Maybe the biggest “first” is going to be Easter Sunday morning. As you know, First Christian worships at 4:00 p.m. on Saturday afternoons. But to celebrate EASTER SUNDAY, on EASTER VIGIL SATURDAY, doesn’t fit the narrative. After much discussion among themselves, First Christian decided they would like to worship as their own church on Easter Sunday (not combine worship), as this is their “first” Easter outside of the building they sold.

Pastor Linda and First Christian’s board approached me and asked how we could make it work. The answer that Faith UCC came up with was another “first.”

This Easter, April 17, First Christian DOC will worship at 9:00 a.m., and Faith UCC will worship at 11:00 a.m. Please feel free to join either service, either in person, or on Facebook Live.

We have also been invited to join the P.U.N.C.H Annual Easter Egg Hunt at Cork Hill Park. 

If you have any questions, please feel free to contact me. In the meantime, may you remember, in the core of your being, you are GOOD ENOUGH!

~ Always Peace,   Pastor Heidi

Pastoral Ponderings – March 2022

“Then Jesus was led by the Spirit into the wilderness to be tempted by the devil. After fasting forty days and forty nights, he was hungry.” ~ Matthew 4:1-2

Jesus has just been baptized by his cousin in the Jordan River, and out of nowhere, he was picked up by angels, and plopped in the middle of the desert, where he fasted and prayed for 40 days. Seriously? I can hardly go 4 hours without thinking I need something to eat! I can’t, in my wildest dreams, imagine fasting for 40 days and nights.

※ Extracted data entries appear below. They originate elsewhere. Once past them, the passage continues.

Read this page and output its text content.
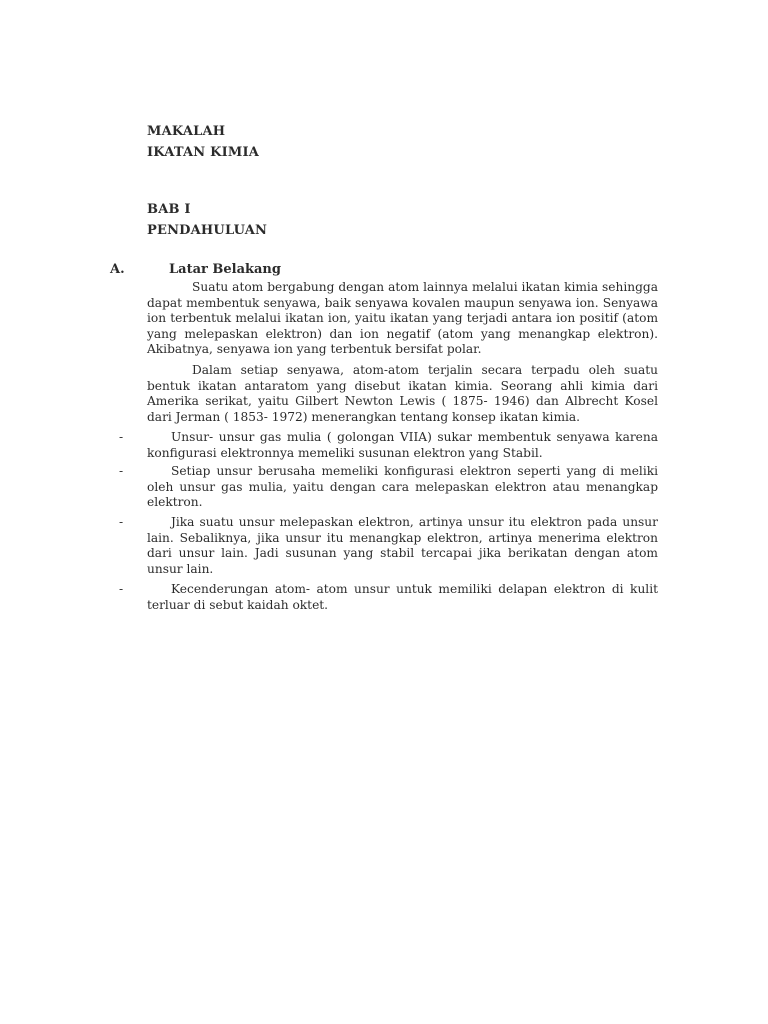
MAKALAH
IKATAN KIMIA
BAB I
PENDAHULUAN
A.	Latar Belakang

Suatu atom bergabung dengan atom lainnya melalui ikatan kimia sehingga dapat membentuk senyawa, baik senyawa kovalen maupun senyawa ion. Senyawa ion terbentuk melalui ikatan ion, yaitu ikatan yang terjadi antara ion positif (atom yang melepaskan elektron) dan ion negatif (atom yang menangkap elektron). Akibatnya, senyawa ion yang terbentuk bersifat polar.

Dalam setiap senyawa, atom-atom terjalin secara terpadu oleh suatu bentuk ikatan antaratom yang disebut ikatan kimia. Seorang ahli kimia dari Amerika serikat, yaitu Gilbert Newton Lewis ( 1875- 1946) dan Albrecht Kosel dari Jerman ( 1853- 1972) menerangkan tentang konsep ikatan kimia.

-	Unsur- unsur gas mulia ( golongan VIIA) sukar membentuk senyawa karena konfigurasi elektronnya memeliki susunan elektron yang Stabil.

-	Setiap unsur berusaha memeliki konfigurasi elektron seperti yang di meliki oleh unsur gas mulia, yaitu dengan cara melepaskan elektron atau menangkap elektron.

-	Jika suatu unsur melepaskan elektron, artinya unsur itu elektron pada unsur lain. Sebaliknya, jika unsur itu menangkap elektron, artinya menerima elektron dari unsur lain. Jadi susunan yang stabil tercapai jika berikatan dengan atom unsur lain.

-	Kecenderungan atom- atom unsur untuk memiliki delapan elektron di kulit terluar di sebut kaidah oktet.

This 40 days and 40 nights is a theme in the Bible. After Noah built the ark and the family gathered 2 of every species onto the floating life raft, the Bible says God made it rain for 40 days and 40 nights. Moses was on Mt. Sinai for 40 days and 40 nights. The Israelites wandered for 40 years before getting to the Promised Land. Goliath taunted Saul’s army for 40 days before David arrived to slay him. Even Elijah traveled 40 days and 40 nights to Mt. Horeb to get away from Jezebel. And now, Jesus spends 40 days fasting and praying.

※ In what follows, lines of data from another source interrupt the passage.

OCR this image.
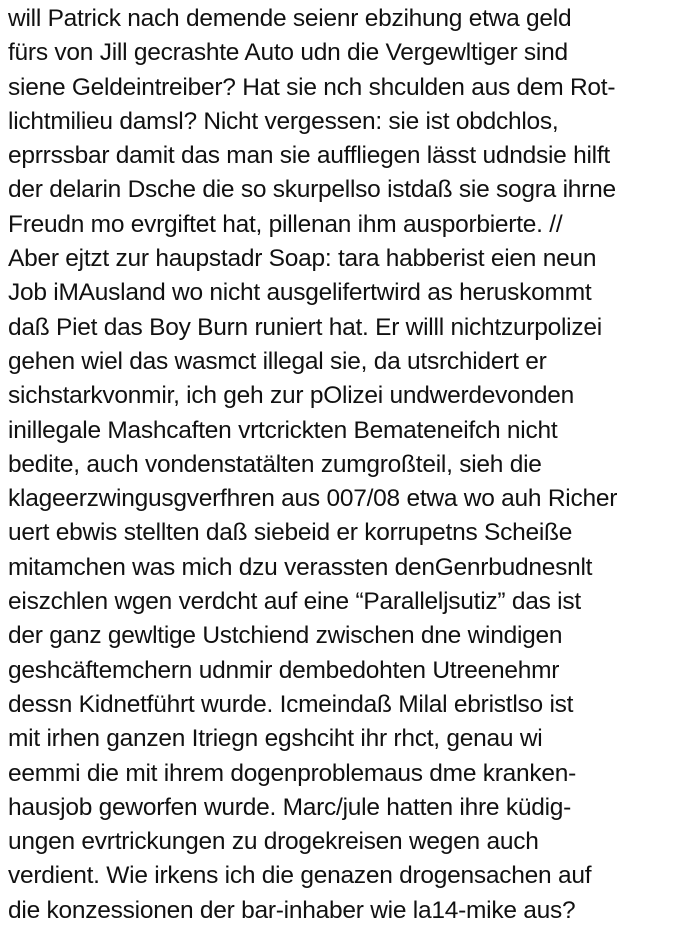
will Patrick nach demende seienr ebzihung etwa geld
fürs von Jill gecrashte Auto udn die Vergewltiger sind
siene Geldeintreiber? Hat sie nch shculden aus dem Rot-
lichtmilieu damsl? Nicht vergessen: sie ist obdchlos,
eprrssbar damit das man sie auffliegen lässt udndsie hilft
der delarin Dsche die so skurpellso istdaß sie sogra ihrne
Freudn mo evrgiftet hat, pillenan ihm ausporbierte. //
Aber ejtzt zur haupstadr Soap: tara habberist eien neun
Job iMAusland wo nicht ausgelifertwird as heruskommt
daß Piet das Boy Burn runiert hat. Er willl nichtzurpolizei
gehen wiel das wasmct illegal sie, da utsrchidert er
sichstarkvonmir, ich geh zur pOlizei undwerdevonden
inillegale Mashcaften vrtcrickten Bemateneifch nicht
bedite, auch vondenstatälten zumgroßteil, sieh die
klageerzwingusgverfhren aus 007/08 etwa wo auh Richer
uert ebwis stellten daß siebeid er korrupetns Scheiße
mitamchen was mich dzu verassten denGenrbudnesnlt
eiszchlen wgen verdcht auf eine “Paralleljsutiz” das ist
der ganz gewltige Ustchiend zwischen dne windigen
geshcäftemchern udnmir dembedohten Utreenehmr
dessn Kidnetführt wurde. Icmeindaß Milal ebristlso ist
mit irhen ganzen Itriegn egshciht ihr rhct, genau wi
eemmi die mit ihrem dogenproblemaus dme kranken-
hausjob geworfen wurde. Marc/jule hatten ihre küdig-
ungen evrtrickungen zu drogekreisen wegen auch
verdient. Wie irkens ich die genazen drogensachen auf
die konzessionen der bar-inhaber wie la14-mike aus?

In our tradition, we have set aside the 40 days and nights prior to Easter to observe Lent. This is a time that offers us an opportunity to take a good look at ourselves, to come to grips with the fact that, while we are sinners and need saving, our Good News is that we can repent, that is, to change and go in another direction, preferably the direction of God. Lent is a time to open the doors of our hearts a little wider and our minds a little deeper so that we might understand God a little deeper.

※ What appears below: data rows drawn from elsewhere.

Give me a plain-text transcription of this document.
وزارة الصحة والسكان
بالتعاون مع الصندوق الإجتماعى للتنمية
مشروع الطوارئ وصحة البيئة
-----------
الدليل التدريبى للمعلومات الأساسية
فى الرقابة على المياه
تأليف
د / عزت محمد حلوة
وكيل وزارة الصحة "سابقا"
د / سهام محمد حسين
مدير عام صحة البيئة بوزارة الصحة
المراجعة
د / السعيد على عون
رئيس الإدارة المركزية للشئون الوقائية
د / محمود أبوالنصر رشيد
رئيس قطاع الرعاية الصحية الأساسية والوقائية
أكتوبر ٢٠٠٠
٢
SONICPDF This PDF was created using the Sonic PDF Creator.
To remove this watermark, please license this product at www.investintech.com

Lent gives us time to prepare our minds and hearts for remembering the life, death and resurrection of Jesus. From the start of Lent on Ash Wednesday (this year it is March 3) until Lent ends on Easter Sunday (April 17). In some traditions, Lent is a time of fasting or giving something up, known as abstinence. In our tradition, we aren’t strict about giving something up, but many do. In recent years, many progressive churches have encouraged their flocks to study and practice a new spiritual discipline. There are several spiritual disciplines: Solitude, Silence, Prayer, Journaling, Meditation, Fasting, Chastity, Confession, Fellowship, Simplicity, Service, to name a few.

This year, we will focus on praying and studying God’s Word both in worship and during our Wednesday evening Soup and Conversations. We hope you will join us as we dig deeper into God’s Word, and open our hearts and minds to figuring out how that works in our lives, and how God uses us to work in God’s world. Hope to see you all, both Wednesday evenings, as well as Sunday mornings!